Frozen foods have fewer preservatives, lock in more nutrients, generate less food waste, and help people manage their weight via portion control
According to an online survey of 1,013 Americans conducted by Braun Research for ConAgra Foods in March, four out of five US consumers believe that frozen foods are ‘highly processed’ and not as nutritious as 'fresh' foods.
In reality, frozen foods typically have fewer preservatives than many fresh prepared foods, lock in more nutrients, and generate less food waste, said food trends expert Phil Lempert, who works closely with ConAgra.

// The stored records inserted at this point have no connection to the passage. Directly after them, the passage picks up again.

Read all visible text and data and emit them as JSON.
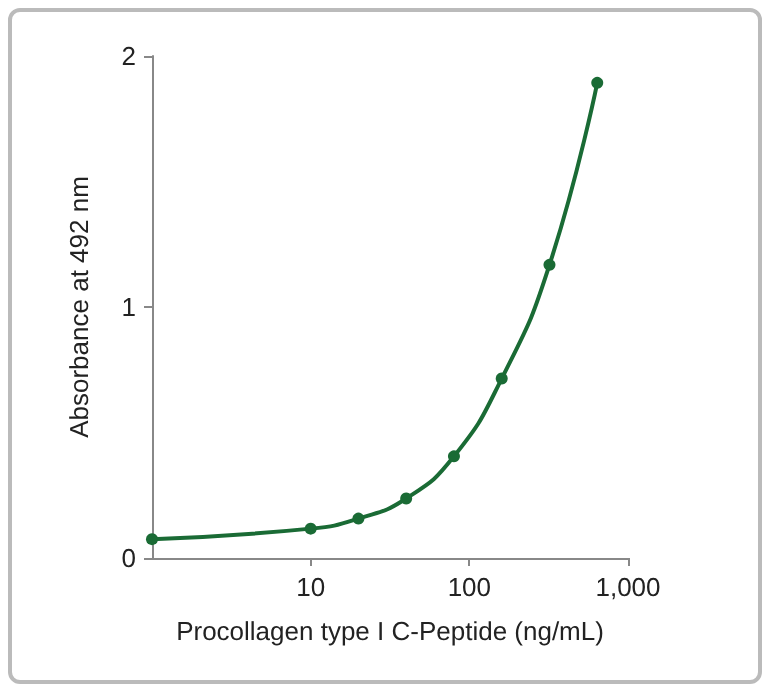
{
  "chart_data": {
    "type": "line",
    "xlabel": "Procollagen type I C-Peptide (ng/mL)",
    "ylabel": "Absorbance at 492 nm",
    "x": [
      1,
      10,
      20,
      40,
      80,
      160,
      320,
      640
    ],
    "series": [
      {
        "color": "#1a6b35",
        "values": [
          0.075,
          0.117,
          0.157,
          0.237,
          0.405,
          0.715,
          1.168,
          1.893
        ]
      }
    ],
    "log": "x",
    "xlim": [
      1,
      1000
    ],
    "xticks": [
      10,
      100,
      {
        "value": 1000,
        "label": "1,000"
      }
    ],
    "ylim": [
      0,
      2
    ],
    "yticks": [
      0,
      1,
      2
    ],
    "grid": false,
    "marker": "circle",
    "line_style": "solid"
  }
}
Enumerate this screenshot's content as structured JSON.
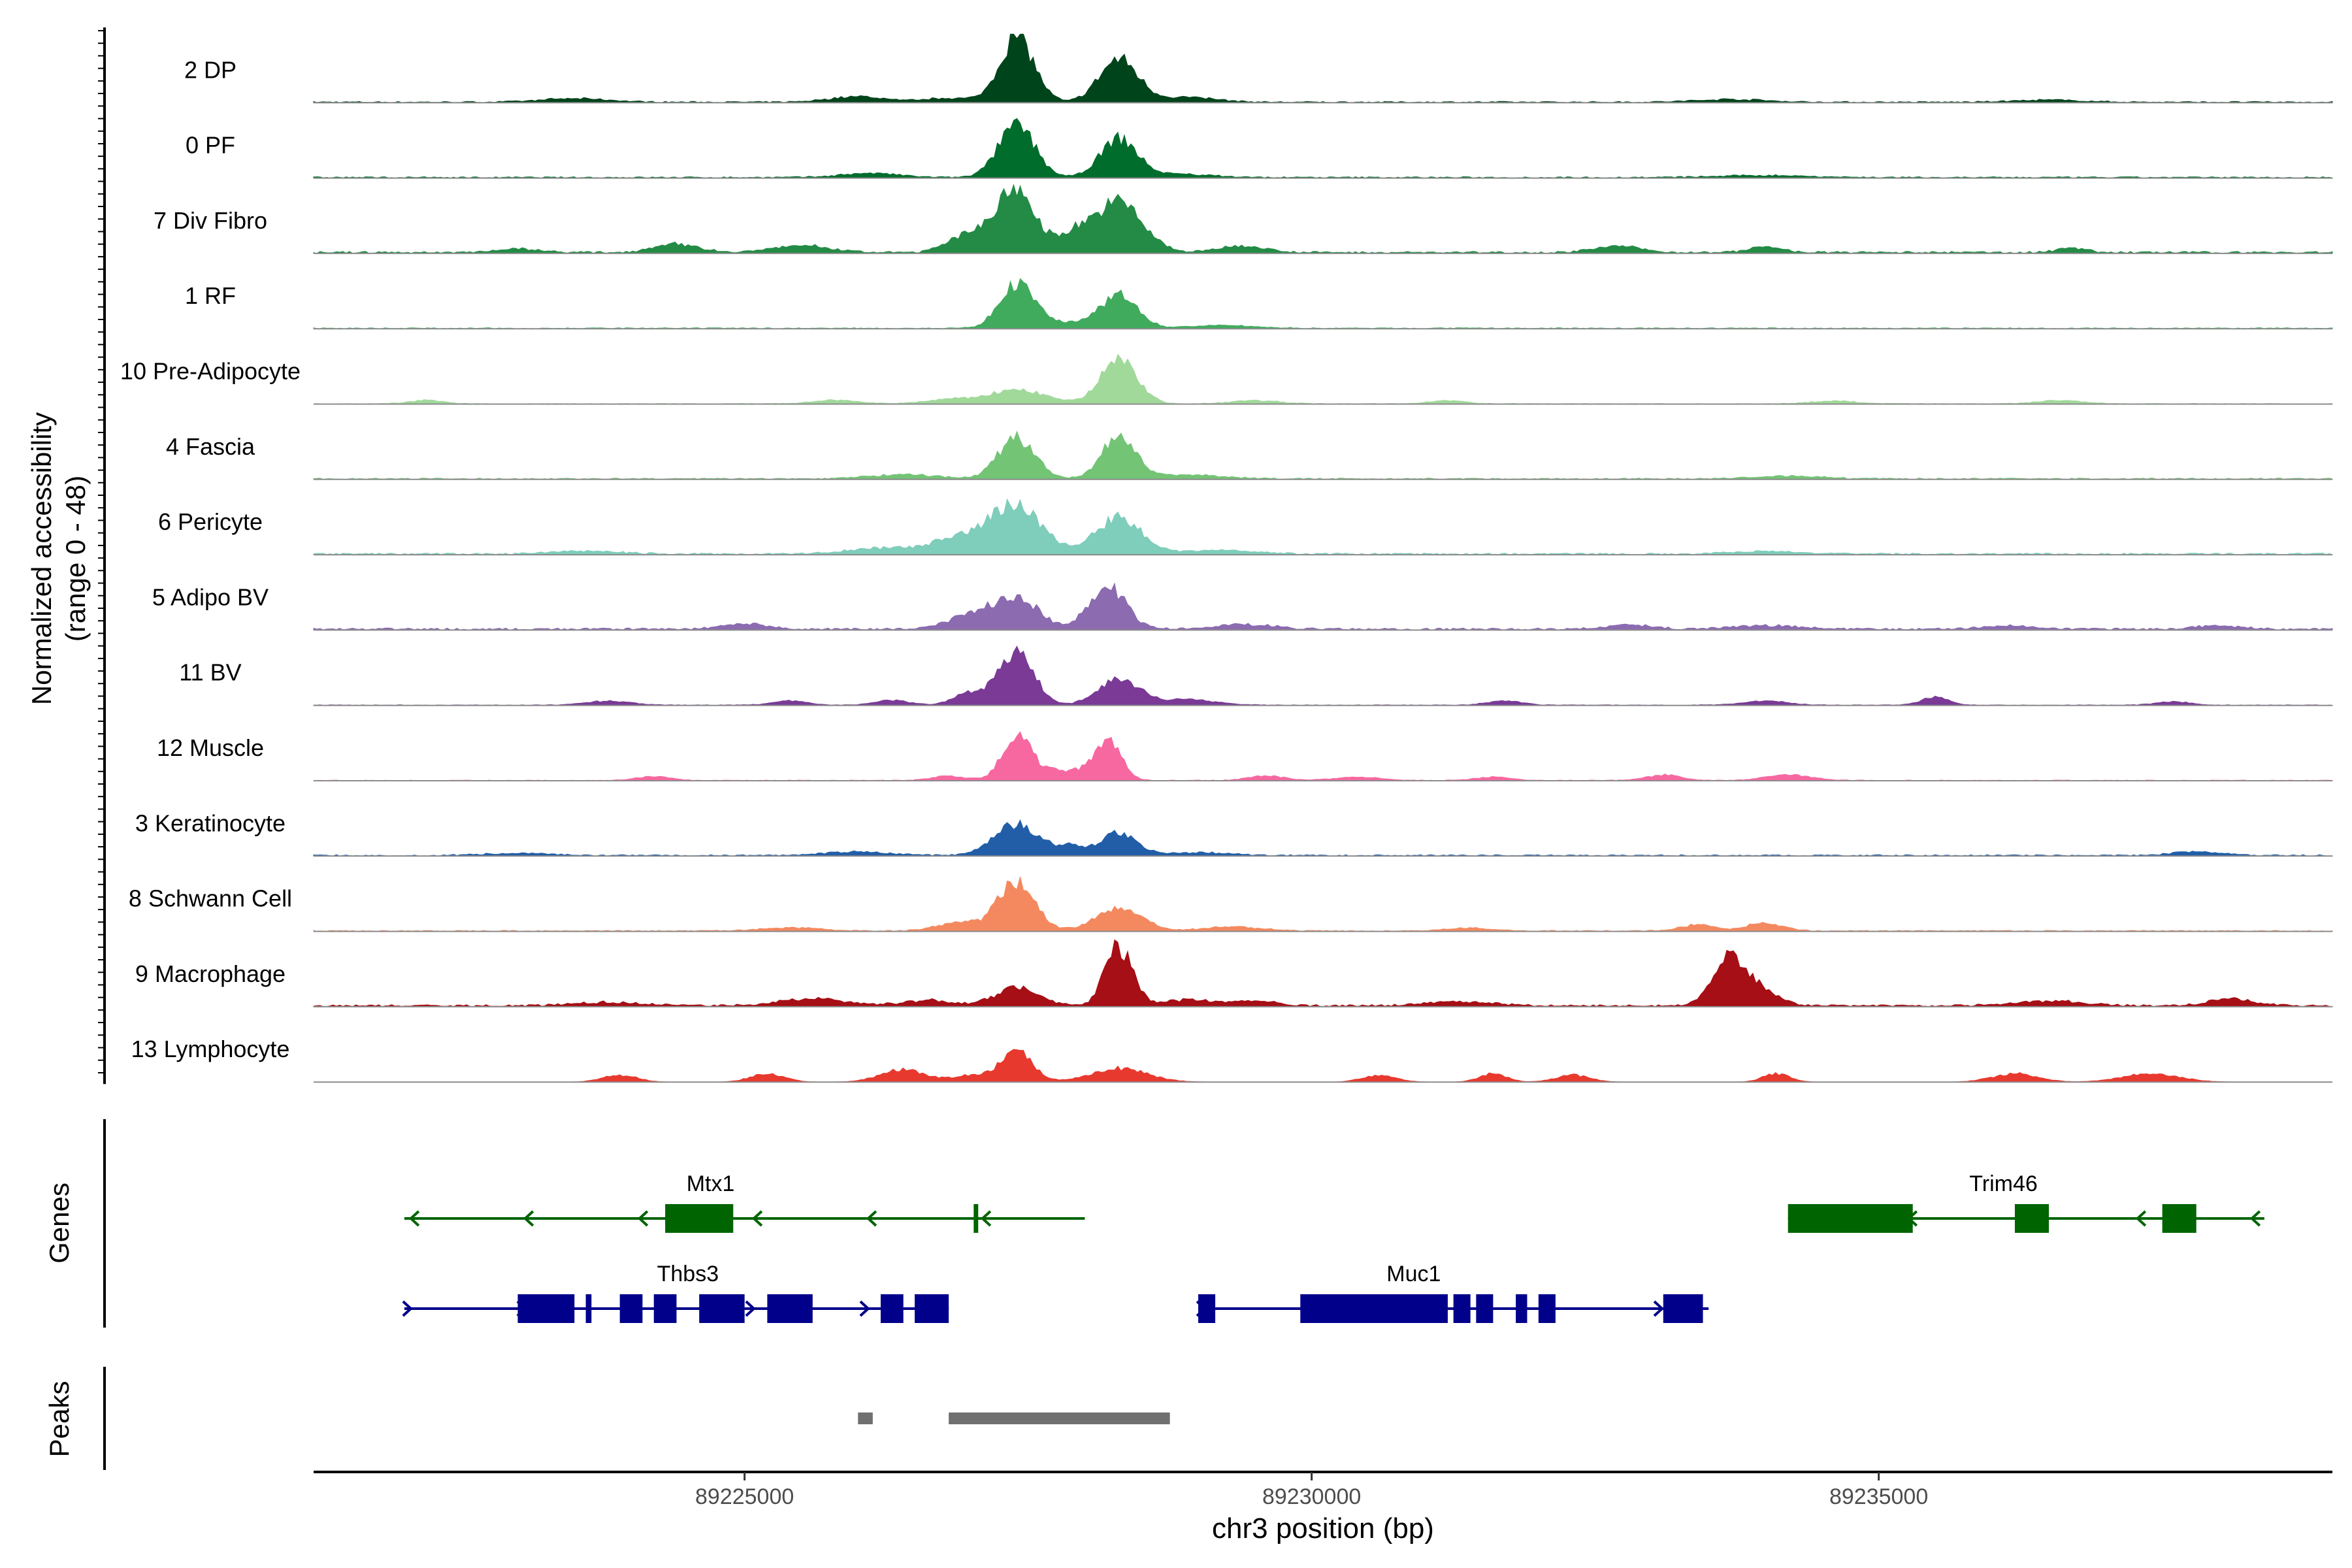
{
  "chart_data": {
    "type": "area",
    "title": "",
    "xlabel": "chr3 position (bp)",
    "ylabel": "Normalized accessibility",
    "ylabel_sub": "(range 0 - 48)",
    "yrange": [
      0,
      48
    ],
    "xlim": [
      89221200,
      89239000
    ],
    "xticks": [
      89225000,
      89230000,
      89235000
    ],
    "tracks": [
      {
        "name": "2 DP",
        "color": "#00441B",
        "peaks": [
          [
            89227400,
            0.95,
            150
          ],
          [
            89228300,
            0.62,
            170
          ]
        ],
        "bumps": [
          [
            89226000,
            0.08,
            250
          ],
          [
            89223500,
            0.05,
            300
          ],
          [
            89226800,
            0.06,
            200
          ],
          [
            89228900,
            0.07,
            250
          ],
          [
            89233700,
            0.04,
            300
          ],
          [
            89236500,
            0.03,
            300
          ]
        ],
        "noise": 0.02
      },
      {
        "name": "0 PF",
        "color": "#006D2C",
        "peaks": [
          [
            89227400,
            0.75,
            160
          ],
          [
            89228300,
            0.55,
            160
          ]
        ],
        "bumps": [
          [
            89226100,
            0.06,
            260
          ],
          [
            89228800,
            0.05,
            300
          ],
          [
            89234000,
            0.03,
            400
          ]
        ],
        "noise": 0.02
      },
      {
        "name": "7 Div Fibro",
        "color": "#238B45",
        "peaks": [
          [
            89227400,
            0.9,
            160
          ],
          [
            89228300,
            0.72,
            210
          ],
          [
            89227000,
            0.3,
            180
          ],
          [
            89227900,
            0.25,
            150
          ]
        ],
        "bumps": [
          [
            89224400,
            0.12,
            200
          ],
          [
            89225500,
            0.1,
            250
          ],
          [
            89229400,
            0.1,
            200
          ],
          [
            89232700,
            0.09,
            200
          ],
          [
            89234000,
            0.08,
            150
          ],
          [
            89236700,
            0.07,
            120
          ],
          [
            89223000,
            0.05,
            200
          ]
        ],
        "noise": 0.03
      },
      {
        "name": "1 RF",
        "color": "#41AB5D",
        "peaks": [
          [
            89227400,
            0.65,
            150
          ],
          [
            89228300,
            0.48,
            160
          ]
        ],
        "bumps": [
          [
            89227800,
            0.08,
            200
          ],
          [
            89229200,
            0.04,
            300
          ]
        ],
        "noise": 0.015
      },
      {
        "name": "10 Pre-Adipocyte",
        "color": "#A1D99B",
        "peaks": [
          [
            89228300,
            0.65,
            160
          ],
          [
            89227400,
            0.2,
            250
          ]
        ],
        "bumps": [
          [
            89222200,
            0.05,
            150
          ],
          [
            89225800,
            0.05,
            200
          ],
          [
            89226800,
            0.06,
            200
          ],
          [
            89229500,
            0.05,
            200
          ],
          [
            89231200,
            0.05,
            150
          ],
          [
            89234600,
            0.04,
            200
          ],
          [
            89236600,
            0.05,
            200
          ]
        ],
        "noise": 0.01
      },
      {
        "name": "4 Fascia",
        "color": "#74C476",
        "peaks": [
          [
            89227400,
            0.6,
            160
          ],
          [
            89228300,
            0.62,
            150
          ]
        ],
        "bumps": [
          [
            89226400,
            0.06,
            300
          ],
          [
            89228900,
            0.06,
            300
          ],
          [
            89234200,
            0.04,
            300
          ]
        ],
        "noise": 0.02
      },
      {
        "name": "6 Pericyte",
        "color": "#7FCDBB",
        "peaks": [
          [
            89227400,
            0.7,
            220
          ],
          [
            89228300,
            0.52,
            200
          ],
          [
            89226900,
            0.22,
            250
          ]
        ],
        "bumps": [
          [
            89226200,
            0.08,
            300
          ],
          [
            89229200,
            0.06,
            300
          ],
          [
            89223600,
            0.04,
            300
          ],
          [
            89234000,
            0.04,
            300
          ]
        ],
        "noise": 0.025
      },
      {
        "name": "5 Adipo BV",
        "color": "#8C6BB1",
        "peaks": [
          [
            89227400,
            0.45,
            190
          ],
          [
            89228200,
            0.62,
            160
          ],
          [
            89227000,
            0.2,
            200
          ]
        ],
        "bumps": [
          [
            89225000,
            0.08,
            200
          ],
          [
            89229400,
            0.07,
            250
          ],
          [
            89232800,
            0.06,
            200
          ],
          [
            89234000,
            0.05,
            300
          ],
          [
            89236100,
            0.05,
            200
          ],
          [
            89238000,
            0.05,
            200
          ]
        ],
        "noise": 0.03
      },
      {
        "name": "11 BV",
        "color": "#7A3A96",
        "peaks": [
          [
            89227400,
            0.8,
            150
          ],
          [
            89228300,
            0.38,
            180
          ],
          [
            89227000,
            0.18,
            150
          ]
        ],
        "bumps": [
          [
            89223800,
            0.06,
            200
          ],
          [
            89225400,
            0.06,
            150
          ],
          [
            89226300,
            0.07,
            150
          ],
          [
            89228900,
            0.08,
            250
          ],
          [
            89231700,
            0.06,
            150
          ],
          [
            89234000,
            0.06,
            200
          ],
          [
            89235500,
            0.12,
            120
          ],
          [
            89237600,
            0.05,
            150
          ]
        ],
        "noise": 0.01
      },
      {
        "name": "12 Muscle",
        "color": "#F768A1",
        "peaks": [
          [
            89227400,
            0.6,
            130
          ],
          [
            89228200,
            0.55,
            120
          ],
          [
            89227800,
            0.15,
            200
          ]
        ],
        "bumps": [
          [
            89224200,
            0.06,
            150
          ],
          [
            89226800,
            0.06,
            150
          ],
          [
            89229600,
            0.07,
            150
          ],
          [
            89230400,
            0.05,
            200
          ],
          [
            89233100,
            0.08,
            150
          ],
          [
            89234200,
            0.08,
            200
          ],
          [
            89231600,
            0.05,
            150
          ]
        ],
        "noise": 0.01
      },
      {
        "name": "3 Keratinocyte",
        "color": "#225EA8",
        "peaks": [
          [
            89227400,
            0.45,
            200
          ],
          [
            89228300,
            0.33,
            150
          ],
          [
            89227900,
            0.12,
            120
          ]
        ],
        "bumps": [
          [
            89226000,
            0.05,
            300
          ],
          [
            89229000,
            0.04,
            300
          ],
          [
            89237800,
            0.06,
            200
          ],
          [
            89223000,
            0.03,
            300
          ]
        ],
        "noise": 0.02
      },
      {
        "name": "8 Schwann Cell",
        "color": "#F4895F",
        "peaks": [
          [
            89227400,
            0.72,
            160
          ],
          [
            89228300,
            0.33,
            200
          ],
          [
            89226900,
            0.12,
            200
          ]
        ],
        "bumps": [
          [
            89225400,
            0.05,
            250
          ],
          [
            89229300,
            0.06,
            250
          ],
          [
            89233400,
            0.09,
            150
          ],
          [
            89234000,
            0.12,
            150
          ],
          [
            89231400,
            0.04,
            200
          ]
        ],
        "noise": 0.015
      },
      {
        "name": "9 Macrophage",
        "color": "#A50F15",
        "peaks": [
          [
            89228300,
            0.85,
            120
          ],
          [
            89233700,
            0.72,
            150
          ],
          [
            89227400,
            0.25,
            200
          ]
        ],
        "bumps": [
          [
            89225600,
            0.1,
            300
          ],
          [
            89226600,
            0.08,
            200
          ],
          [
            89228900,
            0.09,
            200
          ],
          [
            89229500,
            0.07,
            200
          ],
          [
            89231300,
            0.06,
            300
          ],
          [
            89234000,
            0.15,
            150
          ],
          [
            89236500,
            0.07,
            300
          ],
          [
            89238100,
            0.1,
            200
          ],
          [
            89223800,
            0.05,
            300
          ]
        ],
        "noise": 0.03
      },
      {
        "name": "13 Lymphocyte",
        "color": "#E8392E",
        "peaks": [
          [
            89227400,
            0.45,
            140
          ],
          [
            89228300,
            0.2,
            250
          ]
        ],
        "bumps": [
          [
            89223900,
            0.1,
            150
          ],
          [
            89225200,
            0.12,
            150
          ],
          [
            89226400,
            0.18,
            200
          ],
          [
            89227000,
            0.1,
            150
          ],
          [
            89230600,
            0.1,
            150
          ],
          [
            89231600,
            0.12,
            120
          ],
          [
            89232300,
            0.1,
            150
          ],
          [
            89234100,
            0.12,
            120
          ],
          [
            89236200,
            0.12,
            200
          ],
          [
            89237400,
            0.12,
            250
          ]
        ],
        "noise": 0.0
      }
    ],
    "genes": {
      "track_label": "Genes",
      "items": [
        {
          "name": "Mtx1",
          "strand": "-",
          "row": 0,
          "color": "#006400",
          "start": 89222000,
          "end": 89228000,
          "exons": [
            [
              89224300,
              89224900
            ],
            [
              89227020,
              89227060
            ]
          ]
        },
        {
          "name": "Trim46",
          "strand": "-",
          "row": 0,
          "color": "#006400",
          "start": 89234200,
          "end": 89238400,
          "exons": [
            [
              89234200,
              89235300
            ],
            [
              89236200,
              89236500
            ],
            [
              89237500,
              89237800
            ]
          ]
        },
        {
          "name": "Thbs3",
          "strand": "+",
          "row": 1,
          "color": "#00008B",
          "start": 89222000,
          "end": 89226800,
          "exons": [
            [
              89223000,
              89223500
            ],
            [
              89223600,
              89223650
            ],
            [
              89223900,
              89224100
            ],
            [
              89224200,
              89224400
            ],
            [
              89224600,
              89225000
            ],
            [
              89225200,
              89225600
            ],
            [
              89226200,
              89226400
            ],
            [
              89226500,
              89226800
            ]
          ]
        },
        {
          "name": "Muc1",
          "strand": "+",
          "row": 1,
          "color": "#00008B",
          "start": 89229000,
          "end": 89233500,
          "exons": [
            [
              89229000,
              89229150
            ],
            [
              89229900,
              89231200
            ],
            [
              89231250,
              89231400
            ],
            [
              89231450,
              89231600
            ],
            [
              89231800,
              89231900
            ],
            [
              89232000,
              89232150
            ],
            [
              89233100,
              89233450
            ]
          ]
        }
      ]
    },
    "peaks_track": {
      "track_label": "Peaks",
      "regions": [
        [
          89226000,
          89226130
        ],
        [
          89226800,
          89228750
        ]
      ]
    }
  }
}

"Frozen fruits and vegetables are typically harvested and flash frozen, which slows the loss of nutrients compared to their raw counterparts in which the nutrients continue to degrade over time.
"Some raw produce can spend as much as half of its peak freshness period in distribution."
Frozen entrees often have less sodium and saturated fat than home-cooked equivalents
Meanwhile, many frozen ready meals have lower sodium and saturated fat than home-cooked equivalents, said ConAgra, which presented a ‘myth-busting’ session at the Food & Nutrition Conference & Expo (FNCE) in Philadelphia last year in which nutrition manager Dr Kristen Reimers presented an analysis of the nutritional content of four of her firm’s frozen entrees with a home-cooked equivalent.
This showed that sugar, fiber and protein levels were much the same, while saturated fat and sodium levels were lower in the ConAgra products.
Research also shows that frozen ready meals are a cost-effective tool for weight management, providing a more appealing and filling option at lunchtime than a bar or meal replacement shake - with fewer calories, sodium and fat than many snacks and sandwiches, she said.
“Yet so few registered dietitians recommend frozen meals to clients.”
Packaged Facts: Volumes in US frozen food market are stagnating
However, volumes in the $44bn US retail frozen foods market are going backwards, according to market researcher Packaged Facts.
And while ConAgra and others have recently introduced innovative new products such as Greek frozen yogurt and baked entrees to the fixture, the category as a whole is suffering due to “changing consumer eating patterns, shopping patterns and demographics and lack of excitement in frozen foods categories and merchandising”, it claims.
Retailers, meanwhile, are contributing to the category malaise by “focusing on the fresh foods perimeter to the detriment of center store categories”, while competition is also intensifying from restaurants and shelf-stable foods, says Packaged Facts.